Bundeshaushalt: Defizit im ersten Halbjahr auf 32,9 Milliarden angewachsen

Bild: ##http://www.flickr.com/photos/wolfgangstaudt/559627350/sizes/m/in/photostream/##Wolfgang Staudt
In der Bundesrepublik ist im ersten Halbjahr 2010 das Defizit auf 32,9 Milliarden Euro angestiegen, so das Statistische Bundesamt (Destatis). Das geht aus der vierteljährlichen Kassenstatistik der Kernhaushalte hervor. Das Defizit des Bundes ist damit mehr als doppelt so hoch wie im vergleichbaren Vorjahreszeitraum. Hier lag das Defizit bei 14,7 Milliarden Euro.

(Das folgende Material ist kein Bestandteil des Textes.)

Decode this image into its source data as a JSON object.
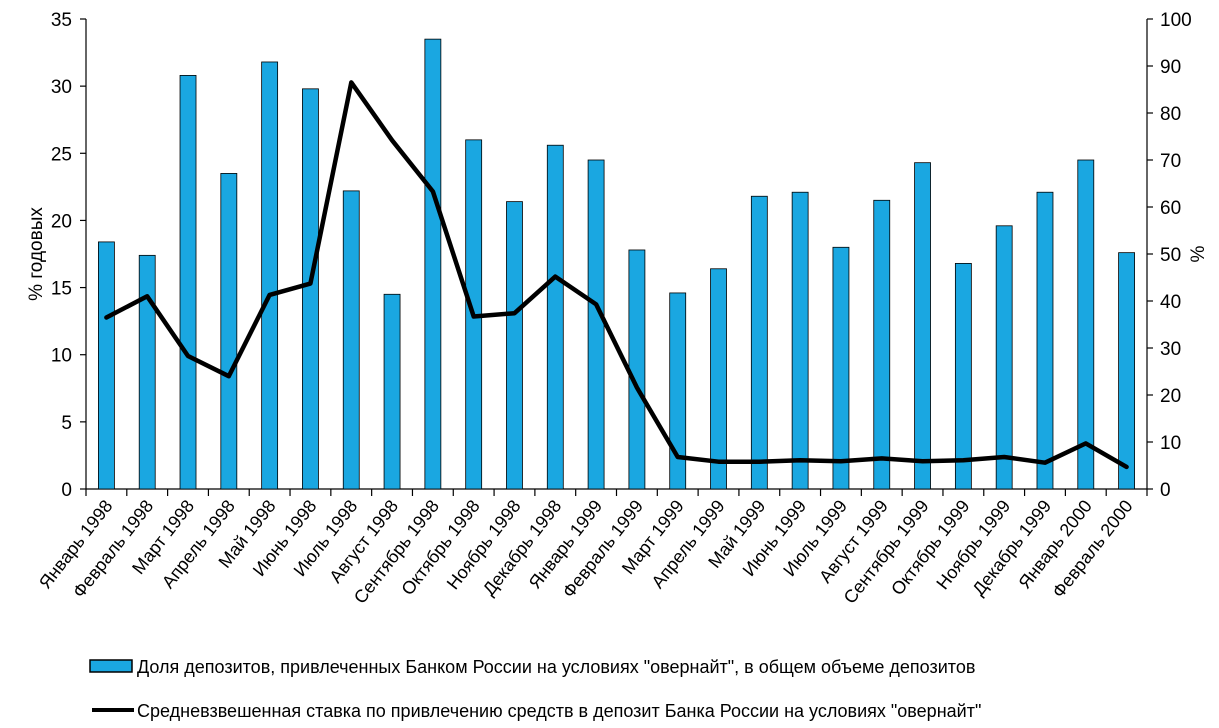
{
  "chart_data": {
    "type": "bar+line",
    "title": "",
    "categories": [
      "Январь 1998",
      "Февраль 1998",
      "Март 1998",
      "Апрель 1998",
      "Май 1998",
      "Июнь 1998",
      "Июль 1998",
      "Август 1998",
      "Сентябрь 1998",
      "Октябрь 1998",
      "Ноябрь 1998",
      "Декабрь 1998",
      "Январь 1999",
      "Февраль 1999",
      "Март 1999",
      "Апрель 1999",
      "Май 1999",
      "Июнь 1999",
      "Июль 1999",
      "Август 1999",
      "Сентябрь 1999",
      "Октябрь 1999",
      "Ноябрь 1999",
      "Декабрь 1999",
      "Январь 2000",
      "Февраль 2000"
    ],
    "y_left": {
      "label": "% годовых",
      "min": 0,
      "max": 35,
      "ticks": [
        0,
        5,
        10,
        15,
        20,
        25,
        30,
        35
      ]
    },
    "y_right": {
      "label": "%",
      "min": 0,
      "max": 100,
      "ticks": [
        0,
        10,
        20,
        30,
        40,
        50,
        60,
        70,
        80,
        90,
        100
      ]
    },
    "series": [
      {
        "name": "Доля депозитов, привлеченных Банком России на условиях \"овернайт\", в общем объеме депозитов",
        "type": "bar",
        "axis": "left",
        "color": "#1aa7e1",
        "values": [
          18.4,
          17.4,
          30.8,
          23.5,
          31.8,
          29.8,
          22.2,
          14.5,
          33.5,
          26.0,
          21.4,
          25.6,
          24.5,
          17.8,
          14.6,
          16.4,
          21.8,
          22.1,
          18.0,
          21.5,
          24.3,
          16.8,
          19.6,
          22.1,
          24.5,
          17.6
        ]
      },
      {
        "name": "Средневзвешенная ставка по привлечению средств в депозит Банка России на условиях \"овернайт\"",
        "type": "line",
        "axis": "right",
        "color": "#000000",
        "values": [
          36.5,
          41.0,
          28.3,
          24.0,
          41.3,
          43.7,
          86.5,
          74.2,
          63.3,
          36.7,
          37.4,
          45.2,
          39.3,
          21.6,
          6.8,
          5.8,
          5.8,
          6.1,
          5.9,
          6.5,
          5.9,
          6.1,
          6.8,
          5.6,
          9.7,
          4.7
        ]
      }
    ],
    "grid": false,
    "legend": "bottom"
  }
}
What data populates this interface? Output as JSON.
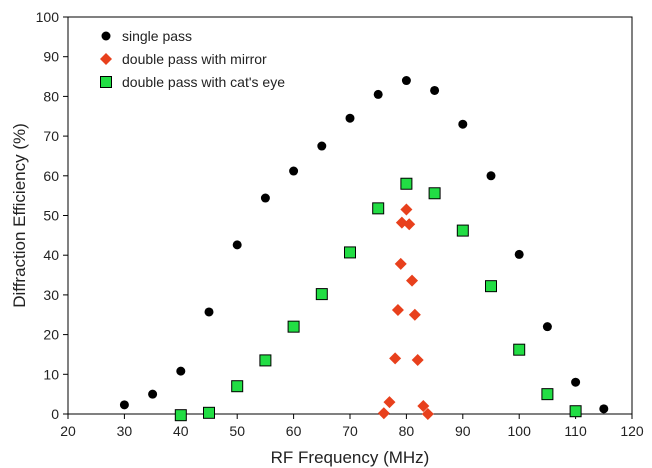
{
  "chart_data": {
    "type": "scatter",
    "xlabel": "RF Frequency (MHz)",
    "ylabel": "Diffraction Efficiency (%)",
    "xlim": [
      20,
      120
    ],
    "ylim": [
      0,
      100
    ],
    "x_ticks": [
      20,
      30,
      40,
      50,
      60,
      70,
      80,
      90,
      100,
      110,
      120
    ],
    "y_ticks": [
      0,
      10,
      20,
      30,
      40,
      50,
      60,
      70,
      80,
      90,
      100
    ],
    "grid": false,
    "legend_position": "top-left",
    "series": [
      {
        "name": "single pass",
        "marker": "circle",
        "color": "#000000",
        "points": [
          [
            30,
            2.3
          ],
          [
            35,
            5
          ],
          [
            40,
            10.8
          ],
          [
            45,
            25.7
          ],
          [
            50,
            42.6
          ],
          [
            55,
            54.4
          ],
          [
            60,
            61.2
          ],
          [
            65,
            67.5
          ],
          [
            70,
            74.5
          ],
          [
            75,
            80.5
          ],
          [
            80,
            84
          ],
          [
            85,
            81.5
          ],
          [
            90,
            73
          ],
          [
            95,
            60
          ],
          [
            100,
            40.2
          ],
          [
            105,
            22
          ],
          [
            110,
            8
          ],
          [
            115,
            1.3
          ]
        ]
      },
      {
        "name": "double pass with mirror",
        "marker": "diamond",
        "color": "#e8401c",
        "points": [
          [
            76,
            0.2
          ],
          [
            77,
            3
          ],
          [
            78,
            14
          ],
          [
            78.5,
            26.2
          ],
          [
            79,
            37.8
          ],
          [
            79.2,
            48.2
          ],
          [
            80,
            51.5
          ],
          [
            80.5,
            47.8
          ],
          [
            81,
            33.6
          ],
          [
            81.5,
            25
          ],
          [
            82,
            13.6
          ],
          [
            83,
            2
          ],
          [
            83.8,
            0
          ]
        ]
      },
      {
        "name": "double pass with cat's eye",
        "marker": "square",
        "color": "#22dd44",
        "points": [
          [
            40,
            -0.3
          ],
          [
            45,
            0.3
          ],
          [
            50,
            7
          ],
          [
            55,
            13.5
          ],
          [
            60,
            22
          ],
          [
            65,
            30.2
          ],
          [
            70,
            40.7
          ],
          [
            75,
            51.8
          ],
          [
            80,
            58
          ],
          [
            85,
            55.6
          ],
          [
            90,
            46.2
          ],
          [
            95,
            32.2
          ],
          [
            100,
            16.2
          ],
          [
            105,
            5
          ],
          [
            110,
            0.7
          ]
        ]
      }
    ]
  }
}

Im ersten Halbjahr lagen die Ausgaben des Bundes bei 170,2 Milliarden Euro. Damit haben sich diese um 18,5 Milliarden Euro gesteigert, wenn man den gleichen Zeitraum des Jahres 2009 heranzieht. Die Einnahmen hingegen haben sich nicht verändert. Diese liegen weiterhin bei 137,3 Milliarden Euro.

Die Erhöhung kommt zustande, da der Bund Beteiligungen an den Kosten der Arbeitsförderung abgerufen hat. Auch die Beteiligung am Gesundheitsfonds habe zu dem starken Defizit beigetragen. Das Finanzierungsdefizit in den Kernhaushalten der Länder liegt bei 11,2 Milliarden Euro, damit ist dieses um 4,2 Milliarden Euro gegenüber dem Vorjahr gesunken. Auch die Ausgaben der Kernhaushalte der Länder sind gesunken. Diese beliefen sich auf 139,8 Milliarden Euro. Die Einnahmen hätten bei 128,6 Milliarden Euro gelegen.

Die Angaben beziehen sich nur auf die Kernhaushalte von Bund und Ländern. Die Extrahaushalte und die Informationen über die öffentlichen Haushalte werden erst im September bekannt gegeben.